Foraminal Stenosis

What is foraminal stenosis?

If you suffer from this you probably already know your diagnosis because of the symptoms you have had for a significant period of time or else you have recently noticed a more sudden increase in the symptoms common to this problem like arm or leg pain, lower back and gluteal (buttock) pain, or weakness and/or numbness is the arms and legs.  These symptoms are due to bone spurs that form due to arthritis and thickened ligament and sometimes due to a disk herniation that adds to the increased compression of the nerve.

Patients that I have spoken with describe pain and discomfort that usually gets worse with standing and/or walking.  Those patients start to notice that they tend to walk with a forward flexed posture because of the pain. They also find that they can walk a bit farther and alleviate the pain by bending forward while leaning on a shopping cart or by sitting down.

Patients with cervical (neck) stenosis notice that they can make their painful symptoms worse by positioning their neck and then relieve the pain by changing their neck position.  The change in position and relief or worsening of symptoms is due the increase or decrease in compression of the nerve due to the stenosis.

I have found that most patients with these symptoms modify their life around what they are now able to tolerate.  Meaning that they will start to walk shorter distances, use a motorized chair at a grocery store, limit going for a walk and generally start the process of becoming deconditioned and less able to tolerate exercise.

foraminal-stenosis

Foraminal Stenosis Treatments

Most patients start the treatment process by trying physical therapy and/or chiropractic care.  Other options my patients have tried include Tai Chi and acupuncture.

The next step is often trying an epidural steroid injection.  These can be done to directly target the area of stenosis.  The effect is that the pain is usually improved for a period of time and then returns.  The second injection doesn’t usually last as long as the first but is generally reasonable to perform.

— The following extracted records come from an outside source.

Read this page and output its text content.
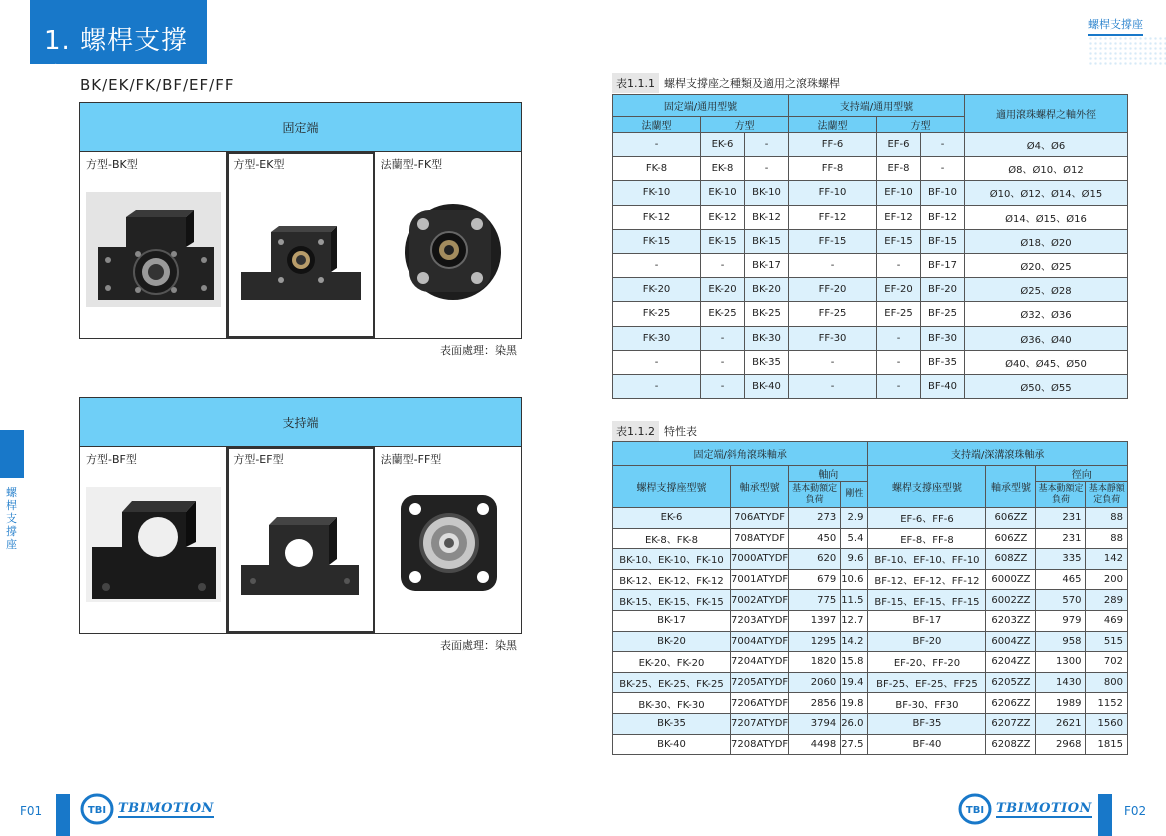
1. 螺桿支撐座 BK/EK/FK/BF/EF/FF
固定端
方型-BK型	方型-EK型	法蘭型-FK型
表面處理：染黑
支持端
方型-BF型	方型-EF型	法蘭型-FF型
表面處理：染黑
螺桿支撐座
螺桿支撐座
表1.1.1 螺桿支撐座之種類及適用之滾珠螺桿
固定端/通用型號			支持端/通用型號			適用滾珠螺桿之軸外徑
法蘭型	方型		法蘭型	方型		
-	EK-6	-	FF-6	EF-6	-	Ø4、Ø6
FK-8	EK-8	-	FF-8	EF-8	-	Ø8、Ø10、Ø12
FK-10	EK-10	BK-10	FF-10	EF-10	BF-10	Ø10、Ø12、Ø14、Ø15
FK-12	EK-12	BK-12	FF-12	EF-12	BF-12	Ø14、Ø15、Ø16
FK-15	EK-15	BK-15	FF-15	EF-15	BF-15	Ø18、Ø20
-	-	BK-17	-	-	BF-17	Ø20、Ø25
FK-20	EK-20	BK-20	FF-20	EF-20	BF-20	Ø25、Ø28
FK-25	EK-25	BK-25	FF-25	EF-25	BF-25	Ø32、Ø36
FK-30	-	BK-30	FF-30	-	BF-30	Ø36、Ø40
-	-	BK-35	-	-	BF-35	Ø40、Ø45、Ø50
-	-	BK-40	-	-	BF-40	Ø50、Ø55
表1.1.2 特性表
固定端/斜角滾珠軸承				支持端/深溝滾珠軸承			
螺桿支撐座型號	軸承型號	軸向		螺桿支撐座型號	軸承型號	徑向	
		基本動額定負荷	剛性			基本動額定負荷	基本靜額定負荷
EK-6	706ATYDF	273	2.9	EF-6、FF-6	606ZZ	231	88
EK-8、FK-8	708ATYDF	450	5.4	EF-8、FF-8	606ZZ	231	88
BK-10、EK-10、FK-10	7000ATYDF	620	9.6	BF-10、EF-10、FF-10	608ZZ	335	142
BK-12、EK-12、FK-12	7001ATYDF	679	10.6	BF-12、EF-12、FF-12	6000ZZ	465	200
BK-15、EK-15、FK-15	7002ATYDF	775	11.5	BF-15、EF-15、FF-15	6002ZZ	570	289
BK-17	7203ATYDF	1397	12.7	BF-17	6203ZZ	979	469
BK-20	7004ATYDF	1295	14.2	BF-20	6004ZZ	958	515
EK-20、FK-20	7204ATYDF	1820	15.8	EF-20、FF-20	6204ZZ	1300	702
BK-25、EK-25、FK-25	7205ATYDF	2060	19.4	BF-25、EF-25、FF25	6205ZZ	1430	800
BK-30、FK-30	7206ATYDF	2856	19.8	BF-30、FF30	6206ZZ	1989	1152
BK-35	7207ATYDF	3794	26.0	BF-35	6207ZZ	2621	1560
BK-40	7208ATYDF	4498	27.5	BF-40	6208ZZ	2968	1815
F01	TBI TBIMOTION	TBI TBIMOTION	F02
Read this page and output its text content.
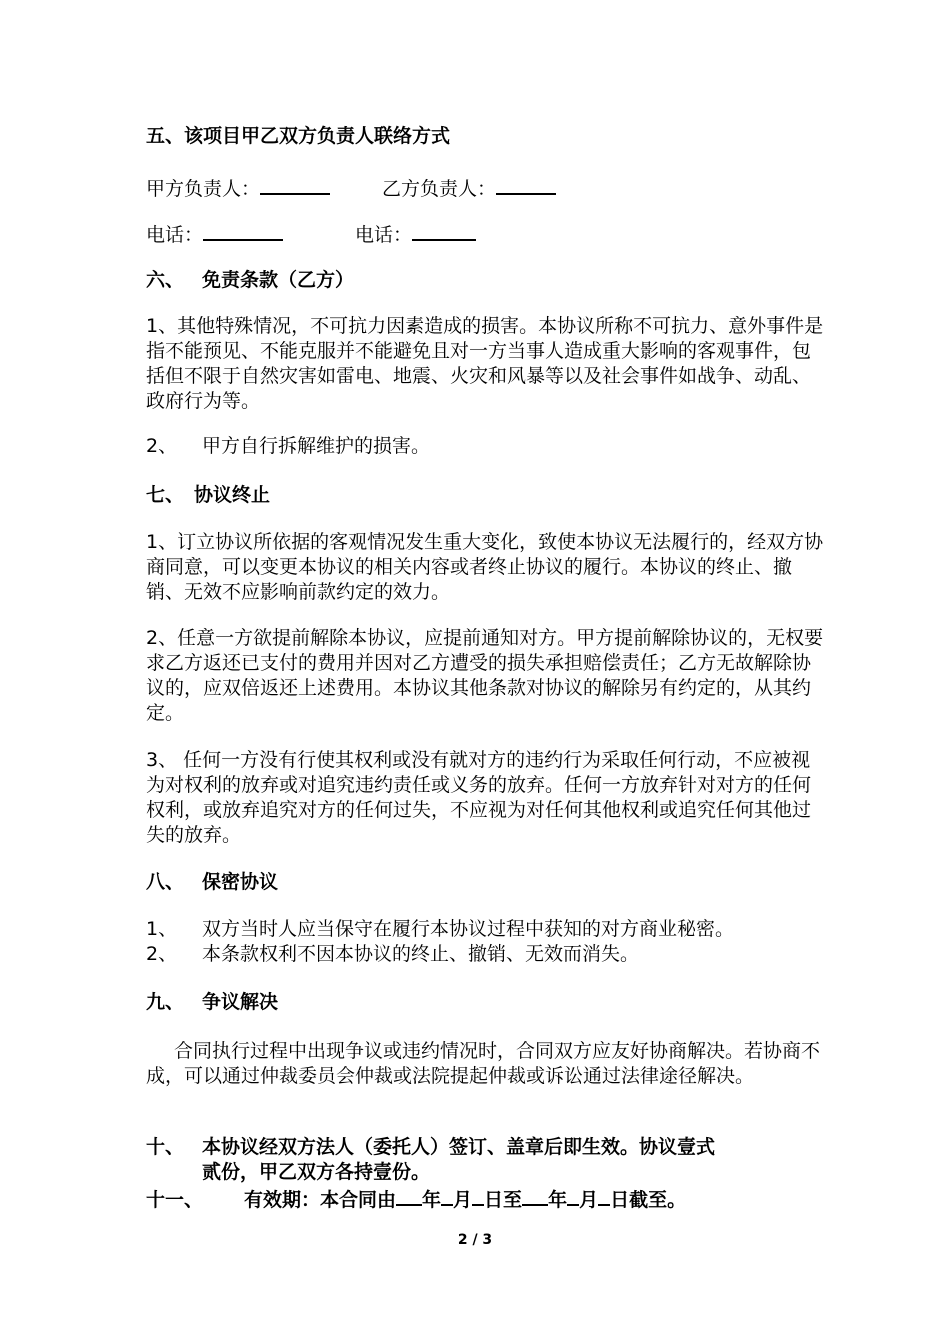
五、该项目甲乙双方负责人联络方式
甲方负责人：	乙方负责人：
电话：	电话：
六、 免责条款（乙方）
1、其他特殊情况，不可抗力因素造成的损害。本协议所称不可抗力、意外事件是指不能预见、不能克服并不能避免且对一方当事人造成重大影响的客观事件，包括但不限于自然灾害如雷电、地震、火灾和风暴等以及社会事件如战争、动乱、政府行为等。
2、 甲方自行拆解维护的损害。
七、 协议终止
1、订立协议所依据的客观情况发生重大变化，致使本协议无法履行的，经双方协商同意，可以变更本协议的相关内容或者终止协议的履行。本协议的终止、撤销、无效不应影响前款约定的效力。
2、任意一方欲提前解除本协议，应提前通知对方。甲方提前解除协议的，无权要求乙方返还已支付的费用并因对乙方遭受的损失承担赔偿责任；乙方无故解除协议的，应双倍返还上述费用。本协议其他条款对协议的解除另有约定的，从其约定。
3、 任何一方没有行使其权利或没有就对方的违约行为采取任何行动，不应被视为对权利的放弃或对追究违约责任或义务的放弃。任何一方放弃针对对方的任何权利，或放弃追究对方的任何过失，不应视为对任何其他权利或追究任何其他过失的放弃。
八、 保密协议
1、 双方当时人应当保守在履行本协议过程中获知的对方商业秘密。
2、 本条款权利不因本协议的终止、撤销、无效而消失。
九、 争议解决
合同执行过程中出现争议或违约情况时，合同双方应友好协商解决。若协商不成，可以通过仲裁委员会仲裁或法院提起仲裁或诉讼通过法律途径解决。
十、 本协议经双方法人（委托人）签订、盖章后即生效。协议壹式
贰份，甲乙双方各持壹份。
十一、 有效期：本合同由 年 月 日至 年 月 日截至。
2 / 3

When conservative measures fail or the stenosis is severe, or weakness and/or a progressive neurologic deficit is present then surgery is a great option to obtain relief.

Surgery usually involves a simple decompression called a hemilaminectomy.  This involves removing a portion of the lamina to access the spinal canal and decompress the nerves that course along the facet joint where the bone spurs develop.

I have developed a technique that allows me to decompress the foraminal, lateral, central and paracentral stenosis on both sides of the canal from a unilateral one sided approach.  This makes the recovery process easier for the patient because surgery is only done on one side of the spine but I am able to decompress both sides of the spinal canal.

Many surgeons perform surgery on both sides which unfortunately requires placing a retractor or tube style retractor through the multifidus muscles. Endoscopic spine surgery procedures have also been developed to remove the bone spurs.  The beauty of this procedure is that it is commonly done through an incision less than one centimeter or slightly more than 3/8ths of an inch.  The reason that I try to consider patients for an endoscopic approach to treat their problem is that is a muscle sparing “ultra” minimally invasive approach.